En función de lo expuesto, recuperaremos la potencia que creemos aporta la noción de “trauma” —esto es, aquella vinculada a los modos de disrupción/irrupción de la violencia vivida en la estructura de sujeto y los procesos de desligazón simbólica que suscitan— promoviendo ya no una aplicación mecánica de su uso psicoanalítico sino trazando un deslizamiento conceptual hacia lo que proponemos como las persistencias de la violencia vivida. Con ello, se pretende desplazar la mirada desde los procesos psíquicos —asibles, como fue señalado, desde el encuadre terapéutico— a sus modos de inscripción y re-emergencia subjetiva en el presente.

 

Temporalidades entrampadas

El análisis del material empírico permitió identificar un cúmulo de recurrencias que, a la luz del recorte teórico, nos permiten abordar la problemática. La primera de ellas se vincula a los modos de emergencia/disrupción del secuestro en el relato de vida: así como su irrupción había trastocado la propia vida, veremos que su evocación presente se encuentra también acechada por el sobresalto y el golpe del acontecimiento límite. En segundo lugar, se advierte también que la crudeza de lo vivido y su vigencia de actualidad se cuelan en la configuración temporal del relato mismo: en muchos casos, encontramos que es el tiempo presente el que opera en su modulación. Una y otra forma de emergencia, conjuntamente, permitirían pensar en la actualidad de la violencia vivida, en sus persistencias.

 

1. El secuestro y sus modalidades de irrupción. Disrupciones del relato, disrupciones de la vida. En el conjunto de nuestras entrevistas, las conversaciones sobre la infancia y la adolescencia fueron mayormente profusas y articuladas. En algunos casos más, en otros menos, la referencia a la familia de origen, la casa, el barrio y los amigos de la infancia fueron dando inicio a los relatos de vida. En esas “secuencias” de sentido, casi de manera imprevista e inesperada, la referencia al secuestro se inmiscuía en la narración de ese mundo cotidiano y la rompía; a partir de entonces, pareciera  no  haber  forma  alguna  de  pensar  la  vida  por  fuera  de     su acontecimiento.

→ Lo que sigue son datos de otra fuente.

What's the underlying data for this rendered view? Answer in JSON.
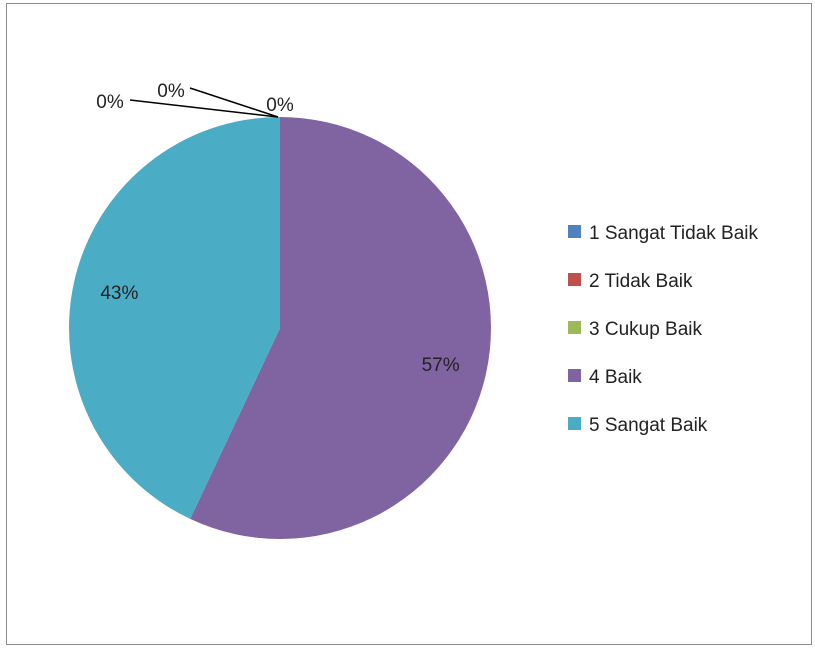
{
  "chart_data": {
    "type": "pie",
    "categories": [
      "1 Sangat Tidak Baik",
      "2 Tidak Baik",
      "3 Cukup Baik",
      "4 Baik",
      "5 Sangat Baik"
    ],
    "values": [
      0,
      0,
      0,
      57,
      43
    ],
    "data_labels": [
      "0%",
      "0%",
      "0%",
      "57%",
      "43%"
    ],
    "colors": [
      "#4f81bd",
      "#c0504d",
      "#9bbb59",
      "#8064a2",
      "#4bacc6"
    ],
    "legend_position": "right",
    "start_angle": "top, clockwise"
  }
}
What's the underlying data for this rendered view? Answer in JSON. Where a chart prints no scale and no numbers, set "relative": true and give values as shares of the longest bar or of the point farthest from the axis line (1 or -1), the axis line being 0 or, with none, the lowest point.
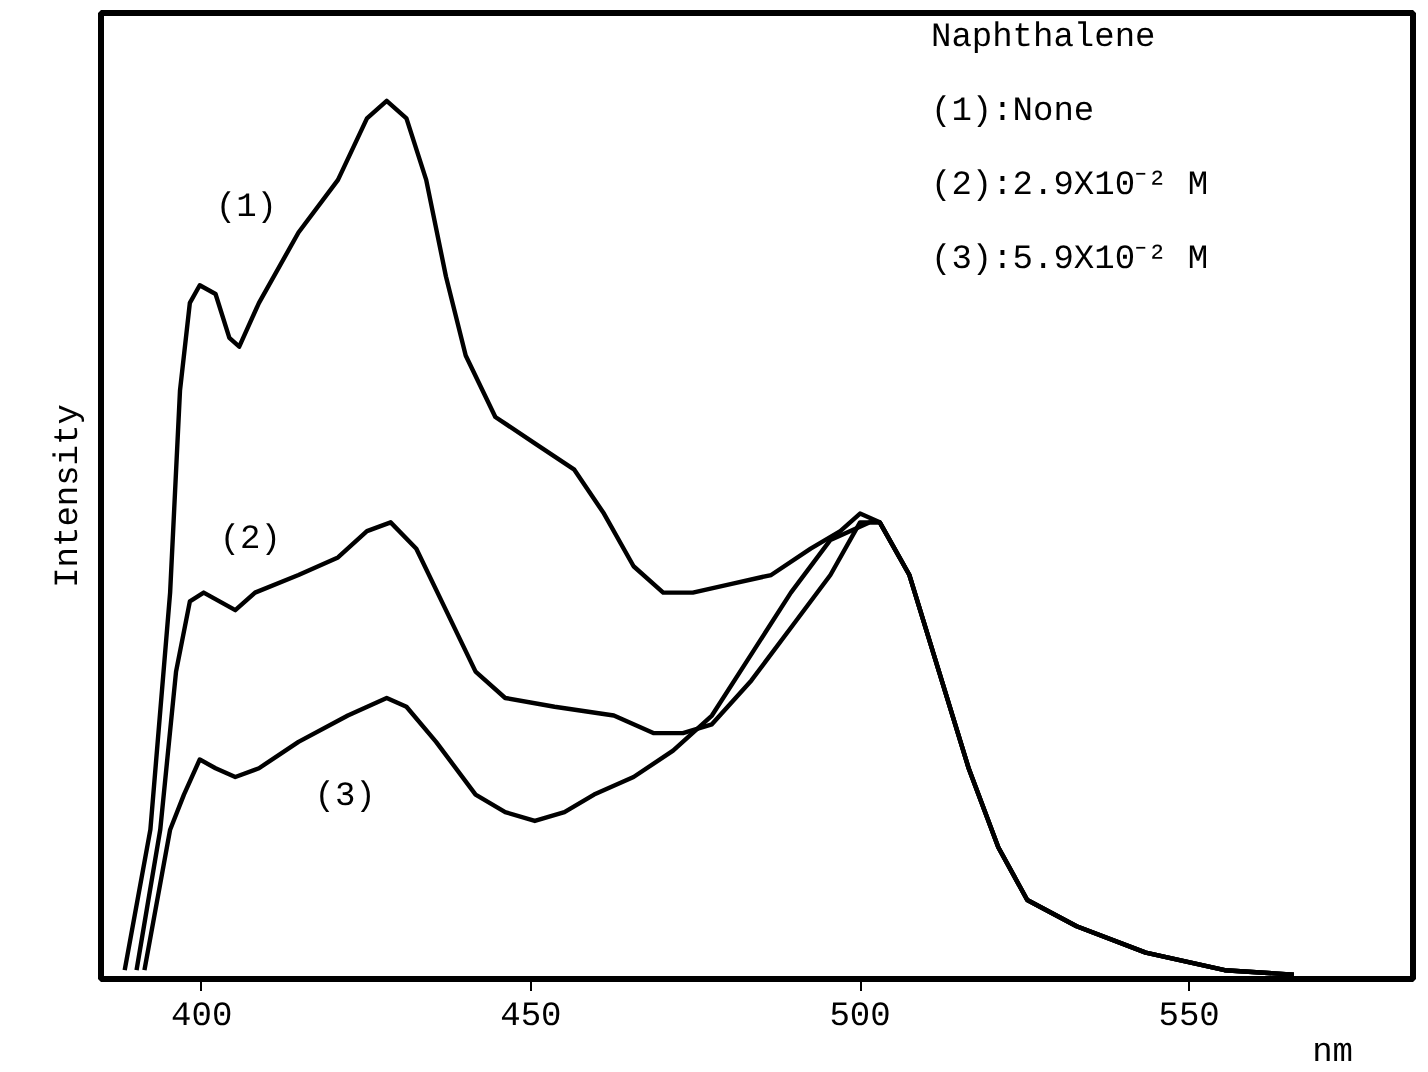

En muchos casos, es la casa de origen la que funciona como espacio de (re)emergencia y producción de esa disrupción. En otros, el marco de enunciación lo conforman los amores y el mundo de interrelación. Todos ellos, espacios y relaciones, fueron trastocados por la (propia) desaparición y su evocación presente parece traer también el peso de su ruptura y el dislocamiento del curso vital.

Al hablarnos de su casa materna, Margarita[11] nos decía lo siguiente:

“R: Mi papá era muy buen carpintero. Ebanista. Hacía todas las cosas. Las puertas… Yo quiero mi casa porque, bueno, porque… las cosas que no sé, este… Mi casa estuvo deshabitada muchísimos años. [Sonríe, pero comienza a estar emocionada al mismo tiempo] Y las únicas cosas que quedaron como muy enteras de la humedad y qué sé yo, bueno, los marcos y las puertas que hizo mi papá [vuelve a sonreír]. De las cosas, este…, de decir, como… de arraigo. Viste que los que sostienen mucho, también, las paredes y las cosas son los marcos, de las puertas de las casas. Y las maderas de algarrobo y todo eso, ¿no? [Con una voz suave, pero algo temblorosa por la emoción] O sea que… yo por eso, en parte… quiero esa casa, por eso. Y, bueno, porque también, qué sé yo, porque la hizo mi viejo, porque bueno, porque tengo la historia de mi infancia…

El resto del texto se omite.